Unfortunately no luck with that, I may need to dig a bit deeper.

Which runner are you using?

Does it work for a little bit, and then start failing, or not work at all?

Can you share your workflow?

I’m just using the reference runner. After checking debug logs, it looks like no HTML connections are ever established. The system were on is using an HTTP proxy, which I can see possibly causing issues? I can definitely share my workflow, although what’s being run is fairly abstracted and in a package we haven’t released publicly yet.

How is the proxy configured? Perhaps you have to pass through some environment variables?

1 Like

Yup, that’s the exact issue, I needed to define an HTTP_PROXY Environment variable. I’d like to set up those variables to be defined only when an http_proxy input is defined. Would a javaScript expression be the best way to go about that?

Yes.
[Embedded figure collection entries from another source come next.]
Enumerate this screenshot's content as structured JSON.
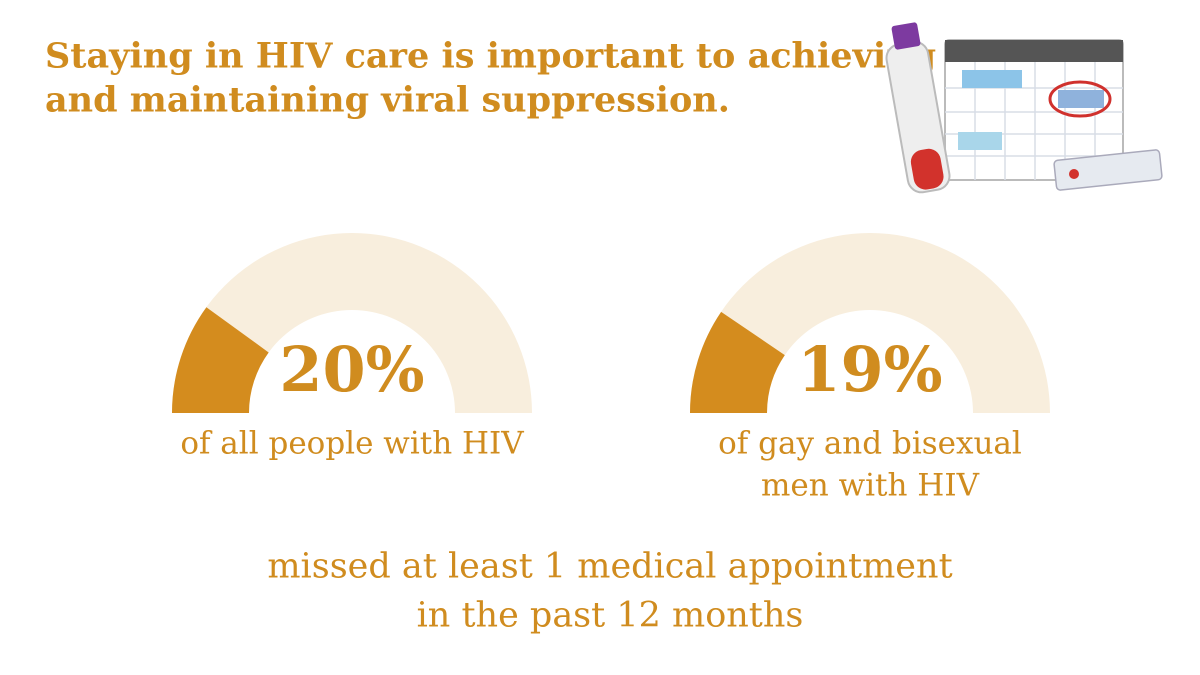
{
  "title": [
    "Staying in HIV care is important to achieving",
    "and maintaining viral suppression."
  ],
  "chart_data": [
    {
      "type": "gauge",
      "values": [
        20
      ],
      "value_labels": [
        "20%"
      ],
      "ylim": [
        0,
        100
      ],
      "caption": [
        "of all people with HIV"
      ],
      "color": "#d48c1e",
      "track_color": "#f8eedd"
    },
    {
      "type": "gauge",
      "values": [
        19
      ],
      "value_labels": [
        "19%"
      ],
      "ylim": [
        0,
        100
      ],
      "caption": [
        "of gay and bisexual",
        "men with HIV"
      ],
      "color": "#d48c1e",
      "track_color": "#f8eedd"
    }
  ],
  "footer": [
    "missed at least 1 medical appointment",
    "in the past 12 months"
  ]
}
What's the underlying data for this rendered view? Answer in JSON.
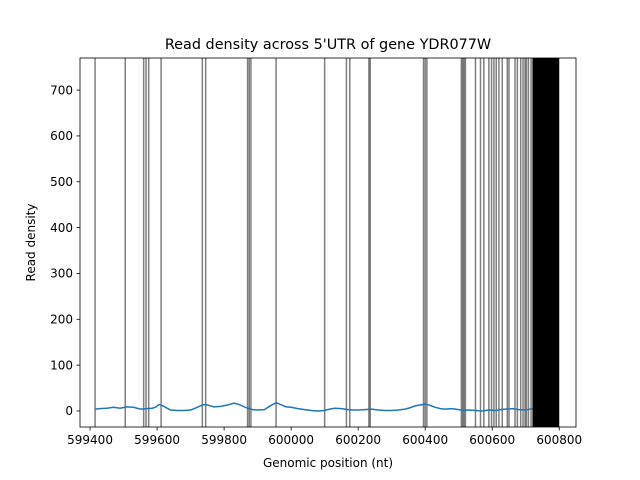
{
  "chart_data": {
    "type": "line",
    "title": "Read density across 5'UTR of gene YDR077W",
    "xlabel": "Genomic position (nt)",
    "ylabel": "Read density",
    "xlim": [
      599370,
      600850
    ],
    "ylim": [
      -35,
      770
    ],
    "x_ticks": [
      599400,
      599600,
      599800,
      600000,
      600200,
      600400,
      600600,
      600800
    ],
    "y_ticks": [
      0,
      100,
      200,
      300,
      400,
      500,
      600,
      700
    ],
    "grid": false,
    "colors": {
      "line": "#1f77b4",
      "vlines": "#000000"
    },
    "vlines": {
      "opacity": 0.5,
      "x": [
        599415,
        599505,
        599560,
        599567,
        599575,
        599612,
        599735,
        599745,
        599870,
        599875,
        599880,
        599955,
        600100,
        600165,
        600175,
        600232,
        600236,
        600395,
        600400,
        600405,
        600508,
        600512,
        600516,
        600520,
        600550,
        600565,
        600575,
        600590,
        600598,
        600605,
        600612,
        600620,
        600630,
        600645,
        600650,
        600668,
        600675,
        600685,
        600692,
        600698,
        600702,
        600708,
        600716
      ],
      "solid_band": [
        600720,
        600800
      ]
    },
    "series": [
      {
        "x": [
          599415,
          599430,
          599450,
          599470,
          599490,
          599510,
          599530,
          599550,
          599570,
          599585,
          599595,
          599605,
          599615,
          599625,
          599640,
          599660,
          599680,
          599700,
          599720,
          599735,
          599745,
          599755,
          599770,
          599790,
          599810,
          599830,
          599845,
          599860,
          599870,
          599885,
          599900,
          599920,
          599940,
          599955,
          599965,
          599975,
          599985,
          600000,
          600020,
          600040,
          600060,
          600080,
          600100,
          600115,
          600130,
          600150,
          600170,
          600185,
          600200,
          600220,
          600240,
          600260,
          600280,
          600300,
          600320,
          600340,
          600355,
          600370,
          600385,
          600400,
          600415,
          600430,
          600445,
          600460,
          600480,
          600500,
          600515,
          600530,
          600550,
          600570,
          600590,
          600610,
          600625,
          600640,
          600660,
          600680,
          600700,
          600720
        ],
        "y": [
          4,
          5,
          6,
          8,
          6,
          9,
          8,
          4,
          5,
          6,
          8,
          14,
          12,
          8,
          2,
          1,
          1,
          2,
          8,
          13,
          14,
          12,
          9,
          10,
          13,
          17,
          14,
          9,
          6,
          3,
          2,
          3,
          12,
          18,
          15,
          12,
          9,
          8,
          5,
          3,
          1,
          0,
          1,
          4,
          6,
          5,
          3,
          2,
          2,
          3,
          4,
          2,
          1,
          1,
          2,
          4,
          7,
          11,
          13,
          15,
          12,
          8,
          5,
          4,
          5,
          3,
          1,
          2,
          1,
          0,
          2,
          1,
          3,
          4,
          5,
          3,
          2,
          5
        ]
      }
    ]
  }
}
Although I don’t remember exactly the behavior you get if an environment variable is an empty string or null. That might be a gap in the spec.

I’ve been getting errors with a null variable, but setting a default of the empty string resolves the issue.

Another option is to use cwltool --preserve-environment HTTP_PROXY my_workflow.cwl my_inputs.yml instead of adding to the tool description.

1 Like

Hello @tetron,
Is there any example of this configuration?
Would it also be useful if I’m using CWL as a wrapper around the Python script?